"Die Gleichbehandlung ist für mich ein Heiligtum"

12.07.2013 
Von: Brigitte Johanna Henkel-Waidhofer
 
Redaktion
 
Interview mit Generalstaatsanwalt Klaus Pflieger
Klaus Pflieger. Foto: privat

Klaus Pflieger. Foto: privat

Stuttgart. Der scheidende Generalstaatanwalt Klaus Pflieger war bei vielen Ermittlungen und Prozessen dabei, die die Republik bewegten: Von der Todesnacht von Stammheim 1977 über die RAF-Prozesse bis zu den Verfahren wegen dem Mordanschlag von Mölln und dem Brandanschlag auf die Lübecker Synagoge. Im Gespräch mit Brigitte Johanna Henkel-Waidhofer unterstreicht er die Bedeutung einer „vollkommen wertfreien Strafverfolgung“, äußert sich dazu, was anders und was gleich ist, wenn Prominente vor Gericht stehen - und was den Staatsanwaltsberuf heutzutage attraktiver denn je macht.

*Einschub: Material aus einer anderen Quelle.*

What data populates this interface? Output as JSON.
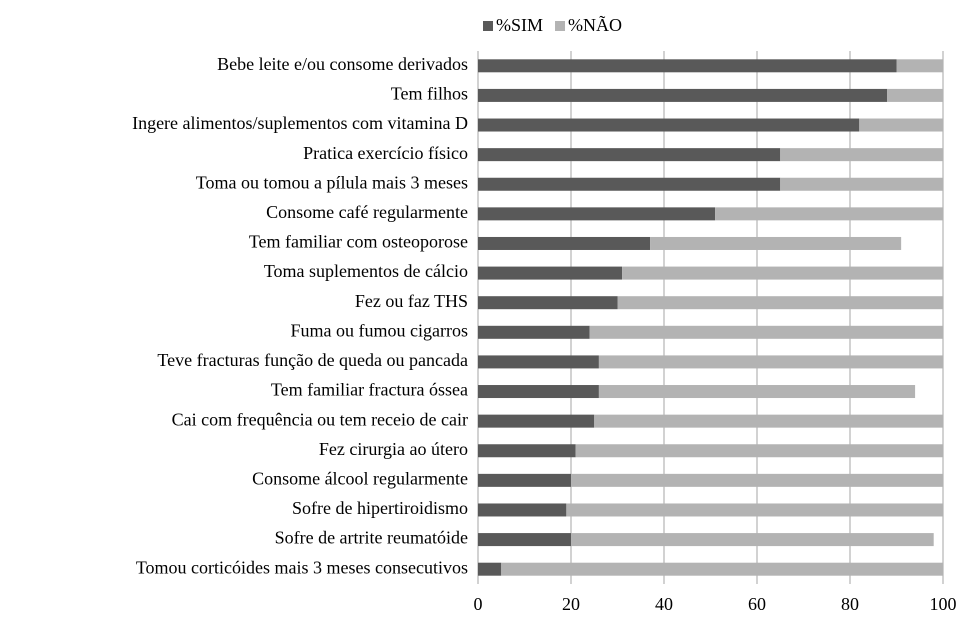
{
  "chart_data": {
    "type": "stacked_barh",
    "categories": [
      "Bebe leite e/ou consome derivados",
      "Tem filhos",
      "Ingere alimentos/suplementos com vitamina D",
      "Pratica exercício físico",
      "Toma ou tomou a pílula mais 3 meses",
      "Consome café regularmente",
      "Tem familiar com osteoporose",
      "Toma suplementos de cálcio",
      "Fez ou faz THS",
      "Fuma ou fumou cigarros",
      "Teve fracturas função de queda ou pancada",
      "Tem familiar fractura óssea",
      "Cai com frequência ou tem receio de cair",
      "Fez cirurgia ao útero",
      "Consome álcool regularmente",
      "Sofre de hipertiroidismo",
      "Sofre de artrite reumatóide",
      "Tomou corticóides mais 3 meses consecutivos"
    ],
    "series": [
      {
        "name": "%SIM",
        "color": "#595959",
        "values": [
          90,
          88,
          82,
          65,
          65,
          51,
          37,
          31,
          30,
          24,
          26,
          26,
          25,
          21,
          20,
          19,
          20,
          5
        ]
      },
      {
        "name": "%NÃO",
        "color": "#b3b3b3",
        "values": [
          10,
          12,
          18,
          35,
          35,
          49,
          54,
          69,
          70,
          76,
          74,
          68,
          75,
          79,
          80,
          81,
          78,
          95
        ]
      }
    ],
    "xlim": [
      0,
      100
    ],
    "xticks": [
      0,
      20,
      40,
      60,
      80,
      100
    ],
    "grid": true,
    "legend": "top"
  }
}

Der Rechungshof verlangt, in der Landesverwaltung 30 000 Stellen zu streichen. Könnte die des Generalstaatsanwalts eine davon sein?

Ganz sicher nicht. Ein Generalstaatsanwalt ist nötig, um die Weichen der Strafverfolgung innerhalb der Justiz zu stellen.

Inwiefern?

Wir haben den großen Vorteil, in Baden-Württemberg eine wirklich unabhängige Staatsanwaltschaft zu haben. Der damalige Justizminister Ulrich Goll hat vor etwa zehn Jahren die sogenannten Absichtsberichte abgeschafft. Das heißt, die Politik mischt sich in unsere Entscheidungen überhaupt nicht mehr ein, sondern erfährt erst im Nachhinein, ob wir ein Verfahren eingeleitet haben, ob wir einen Haftbefehl beantragt haben, ob wir Anklage erhoben haben. Das ist eine Ausnahme bundesweit und macht uns unabhängig.

Und der Generalstaatsanwalt ist und versteht sich als Garant dieser Unabhängigkeit?

Und er ist derjenige, der den Kopf hinhält für Entscheidungen. Wenn etwas schiefgeht, hat er das, weil er in der Hierarchie ganz oben steht, zu verantworten. Unsere Staatsanwaltschaften sind hierarchisch aufgebaut und müssen das auch sein. Wir haben viel Verantwortung nach unten verlagert und eine fast richterähnliche Unabhängigkeit in den einzelnen Staatsanwaltschaften. Wir sitzen aber im selben Boot, was auch heißt: Ihre Fehler muss ich auslöffeln. Wir Staatsanwälte müssen dafür sorgen, dass es in unserem Land eine vollkommen wertfreie Strafverfolgung gibt, unabhängig von den Personen. Damit machen wir uns nicht nur Freunde, etwa in der Wirtschaft oder in der Politik. Denken Sie an das Beispiel Würth. Da hat es einen Aufschrei gegeben, weil jemand, der sich so verdient gemacht hat, ein Mäzen in Sachen Kunst und als Unternehmer einer der größten Steuerzahler im Land, strafrechtlich belangt wurde. Die Verurteilung hat gezeigt: Das war der einzig richtig Weg. Wenn wir davon abkommen, wenn wir manche Leute anders behandeln als den üblichen Durchschnittsadressaten, dann hätte unser Staat insgesamt verloren. Diese Gleichbehandlung, das Legalitätsprinzip, ist für mich ein Heiligtum.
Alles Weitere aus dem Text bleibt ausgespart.